Training and Prediction for Linear Classifiers

For a step-by-step tutorial, see

For the documentation on some commonly used command line flags, see

For the complete set of command line flags, see


Using CLI via an Example

Step 1. Data Preparation

Create a data sub-directory within LibMultiLabel and go to this sub-directory.

mkdir -p data/rcv1
cd data/rcv1

Linear methods take either textual or bag-of-words numeric data as inputs. For this example, the data will be in LibMultiLabel Format, a textual data format. Download and uncompress the RCV1 dataset with

wget -O train.txt.bz2 https://www.csie.ntu.edu.tw/~cjlin/libsvmtools/datasets/multilabel/rcv1_topics_train.txt.bz2
wget -O test.txt.bz2 https://www.csie.ntu.edu.tw/~cjlin/libsvmtools/datasets/multilabel/rcv1_topics_test.txt.bz2
bzip2 -d *.bz2

Browse an instance of the data with

head -n 1 train.txt
# Output: 2286    E11 ECAT M11 M12 MCAT   recov recov recov recov excit excit bring mexic mexic [...]

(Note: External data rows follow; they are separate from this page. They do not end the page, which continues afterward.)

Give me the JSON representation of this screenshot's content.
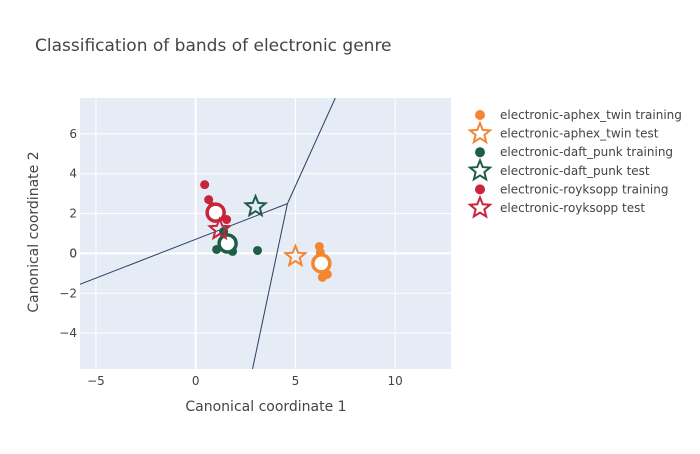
{
  "chart_data": {
    "type": "scatter",
    "title": "Classification of bands of electronic genre",
    "xlabel": "Canonical coordinate 1",
    "ylabel": "Canonical coordinate 2",
    "xlim": [
      -5.8,
      12.8
    ],
    "ylim": [
      -5.8,
      7.8
    ],
    "xticks": [
      -5,
      0,
      5,
      10
    ],
    "yticks": [
      -4,
      -2,
      0,
      2,
      4,
      6
    ],
    "grid": true,
    "legend_position": "right",
    "decision_boundaries": [
      {
        "x": [
          -5.8,
          4.6
        ],
        "y": [
          -1.55,
          2.5
        ]
      },
      {
        "x": [
          4.6,
          7.0
        ],
        "y": [
          2.5,
          7.8
        ]
      },
      {
        "x": [
          4.6,
          2.85
        ],
        "y": [
          2.5,
          -5.8
        ]
      }
    ],
    "series": [
      {
        "name": "electronic-aphex_twin training",
        "role": "training",
        "color": "#F58631",
        "points": [
          [
            6.2,
            0.35
          ],
          [
            6.25,
            0.05
          ],
          [
            6.3,
            -0.2
          ],
          [
            6.45,
            -0.8
          ],
          [
            6.35,
            -1.2
          ],
          [
            6.6,
            -1.05
          ],
          [
            6.5,
            -0.45
          ]
        ],
        "centroid": [
          6.3,
          -0.5
        ]
      },
      {
        "name": "electronic-aphex_twin test",
        "role": "test",
        "color": "#F58631",
        "points": [
          [
            5.0,
            -0.15
          ]
        ]
      },
      {
        "name": "electronic-daft_punk training",
        "role": "training",
        "color": "#1E5E46",
        "points": [
          [
            1.4,
            1.1
          ],
          [
            1.05,
            0.2
          ],
          [
            1.85,
            0.1
          ],
          [
            3.1,
            0.15
          ],
          [
            1.5,
            0.8
          ]
        ],
        "centroid": [
          1.6,
          0.5
        ]
      },
      {
        "name": "electronic-daft_punk test",
        "role": "test",
        "color": "#1E5E46",
        "points": [
          [
            3.0,
            2.35
          ]
        ]
      },
      {
        "name": "electronic-royksopp training",
        "role": "training",
        "color": "#C9243A",
        "points": [
          [
            0.45,
            3.45
          ],
          [
            0.65,
            2.7
          ],
          [
            1.55,
            1.7
          ],
          [
            1.25,
            1.85
          ],
          [
            0.85,
            2.35
          ]
        ],
        "centroid": [
          1.0,
          2.05
        ]
      },
      {
        "name": "electronic-royksopp test",
        "role": "test",
        "color": "#C9243A",
        "points": [
          [
            1.2,
            1.2
          ]
        ]
      }
    ]
  }
}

If you want to use numeric data in LibSVM Format instead, you may do so with

wget -O train.svm.bz2 https://www.csie.ntu.edu.tw/~cjlin/libsvmtools/datasets/multilabel/rcv1_topics_train.svm.bz2
wget -O test.svm.bz2 https://www.csie.ntu.edu.tw/~cjlin/libsvmtools/datasets/multilabel/rcv1_topics_combined_test.svm.bz2
bzip2 -d *.bz2
head -n 1 train.svm
# Output: 34,59,93,94,102  864:0.0497399253756197 1523:0.044664135988103 1681:0.0673871572152868 [...]

See Dataset Formats for more details on the data formats.

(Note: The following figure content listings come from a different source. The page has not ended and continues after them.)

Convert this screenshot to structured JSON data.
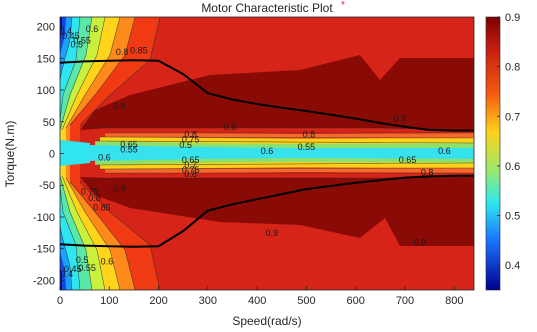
{
  "chart_data": {
    "type": "heatmap",
    "title": "Motor Characteristic Plot",
    "title_marker": "*",
    "title_marker_color": "#e8202a",
    "xlabel": "Speed(rad/s)",
    "ylabel": "Torque(N.m)",
    "xlim": [
      0,
      840
    ],
    "ylim": [
      -215,
      215
    ],
    "x_ticks": [
      "0",
      "100",
      "200",
      "300",
      "400",
      "500",
      "600",
      "700",
      "800"
    ],
    "y_ticks": [
      "200",
      "150",
      "100",
      "50",
      "0",
      "-50",
      "-100",
      "-150",
      "-200"
    ],
    "colorbar": {
      "range": [
        0.35,
        0.9
      ],
      "ticks": [
        "0.9",
        "0.8",
        "0.7",
        "0.6",
        "0.5",
        "0.4"
      ]
    },
    "efficiency_levels": [
      0.35,
      0.4,
      0.45,
      0.5,
      0.55,
      0.6,
      0.65,
      0.7,
      0.75,
      0.8,
      0.85,
      0.9
    ],
    "contour_labels": [
      {
        "text": "0.4",
        "x": 12,
        "y": 193
      },
      {
        "text": "0.45",
        "x": 22,
        "y": 185
      },
      {
        "text": "0.5",
        "x": 34,
        "y": 172
      },
      {
        "text": "0.55",
        "x": 45,
        "y": 178
      },
      {
        "text": "0.6",
        "x": 65,
        "y": 196
      },
      {
        "text": "0.8",
        "x": 126,
        "y": 160
      },
      {
        "text": "0.85",
        "x": 160,
        "y": 162
      },
      {
        "text": "0.9",
        "x": 120,
        "y": 75
      },
      {
        "text": "0.9",
        "x": 345,
        "y": 42
      },
      {
        "text": "0.9",
        "x": 690,
        "y": 55
      },
      {
        "text": "0.8",
        "x": 265,
        "y": 30
      },
      {
        "text": "0.8",
        "x": 505,
        "y": 30
      },
      {
        "text": "0.75",
        "x": 265,
        "y": 22
      },
      {
        "text": "0.65",
        "x": 140,
        "y": 14
      },
      {
        "text": "0.55",
        "x": 140,
        "y": 6
      },
      {
        "text": "0.5",
        "x": 255,
        "y": 13
      },
      {
        "text": "0.6",
        "x": 90,
        "y": -6
      },
      {
        "text": "0.6",
        "x": 420,
        "y": 4
      },
      {
        "text": "0.6",
        "x": 780,
        "y": 4
      },
      {
        "text": "0.55",
        "x": 500,
        "y": 10
      },
      {
        "text": "0.65",
        "x": 265,
        "y": -10
      },
      {
        "text": "0.65",
        "x": 705,
        "y": -10
      },
      {
        "text": "0.7",
        "x": 265,
        "y": -18
      },
      {
        "text": "0.75",
        "x": 265,
        "y": -26
      },
      {
        "text": "0.8",
        "x": 265,
        "y": -32
      },
      {
        "text": "0.8",
        "x": 745,
        "y": -30
      },
      {
        "text": "0.9",
        "x": 120,
        "y": -55
      },
      {
        "text": "0.9",
        "x": 430,
        "y": -125
      },
      {
        "text": "0.9",
        "x": 730,
        "y": -140
      },
      {
        "text": "0.6",
        "x": 95,
        "y": -170
      },
      {
        "text": "0.55",
        "x": 55,
        "y": -180
      },
      {
        "text": "0.5",
        "x": 45,
        "y": -168
      },
      {
        "text": "0.45",
        "x": 26,
        "y": -182
      },
      {
        "text": "0.4",
        "x": 14,
        "y": -190
      },
      {
        "text": "0.85",
        "x": 85,
        "y": -85
      },
      {
        "text": "0.8",
        "x": 70,
        "y": -70
      },
      {
        "text": "0.75",
        "x": 60,
        "y": -60
      }
    ],
    "max_torque_curve_upper": {
      "x": [
        0,
        50,
        100,
        150,
        200,
        250,
        300,
        350,
        400,
        450,
        500,
        550,
        600,
        650,
        700,
        750,
        800,
        840
      ],
      "y": [
        143,
        145,
        146,
        147,
        146,
        125,
        95,
        85,
        78,
        72,
        67,
        61,
        55,
        48,
        42,
        37,
        36,
        36
      ]
    },
    "max_torque_curve_lower": {
      "x": [
        0,
        50,
        100,
        150,
        200,
        250,
        300,
        350,
        400,
        450,
        500,
        550,
        600,
        650,
        700,
        750,
        800,
        840
      ],
      "y": [
        -143,
        -145,
        -146,
        -147,
        -146,
        -122,
        -90,
        -80,
        -72,
        -64,
        -56,
        -51,
        -46,
        -42,
        -38,
        -36,
        -35,
        -35
      ]
    }
  }
}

Step 2. Training and Prediction via an Example

Next, move back to the root directory and run the main script

cd ../..
python3 main.py --config example_config/rcv1/l2svm.yml

This trains a L2-regularized L2-loss SVM and evaluates the model on the test set.


Training and (Optional) Prediction

To train and evaluate a model, use

python3 main.py --config CONFIG_PATH \
                --training_file TRAINING_DATA_PATH \
                --test_file TEST_DATA_PATH \
                --linear \
                --liblinear_options=LIBLINEAR_OPTIONS \
                --linear_technique MULTILABEL_OR_MULTICLASS_TECHNIQUE \
                --data_format DATA_FORMAT
  • config: Path to a configuration file. Command line options may be specified here instead. See Command Line Options for more details.

The linear classifiers are based on LIBLINEAR, and its options may be specified.

  • training_file: The path to training data.

  • test_file: The path to test data. If test data is available, also evaluates the trained model on the test data.

  • linear: This option specifies that linear models should be ran, as opposed to running neural network models.

  • liblinear_options: An option string for LIBLINEAR. For example

    --liblinear_options='-s 2 -B 1 -e 0.0001 -q'
    
  • linear_technique: An option for multi-label or multi-class techniques. It should be one of: 1vsrest (one-vs-rest), thresholding (thresholding), cost_sensitive (cost-sensitive), and binary_and_multiclass (binary_and_multiclass).

  • data_format: The data format. It should be one of txt (LibMultiLabel format), svm (LibSVM format). See Dataset Formats for more details on accepted data formats.

Prediction

To predict a test set by applying a previously trained model, use

python3 main.py --config CONFIG_PATH \
                --test_file TEST_DATA_PATH \
                --eval \
                --linear \
                --data_format DATA_FORMAT \
                --checkpoint_path CHECKPOINT_PATH

where CHECKPOINT_PATH is a path to a linear_pipeline.pickle.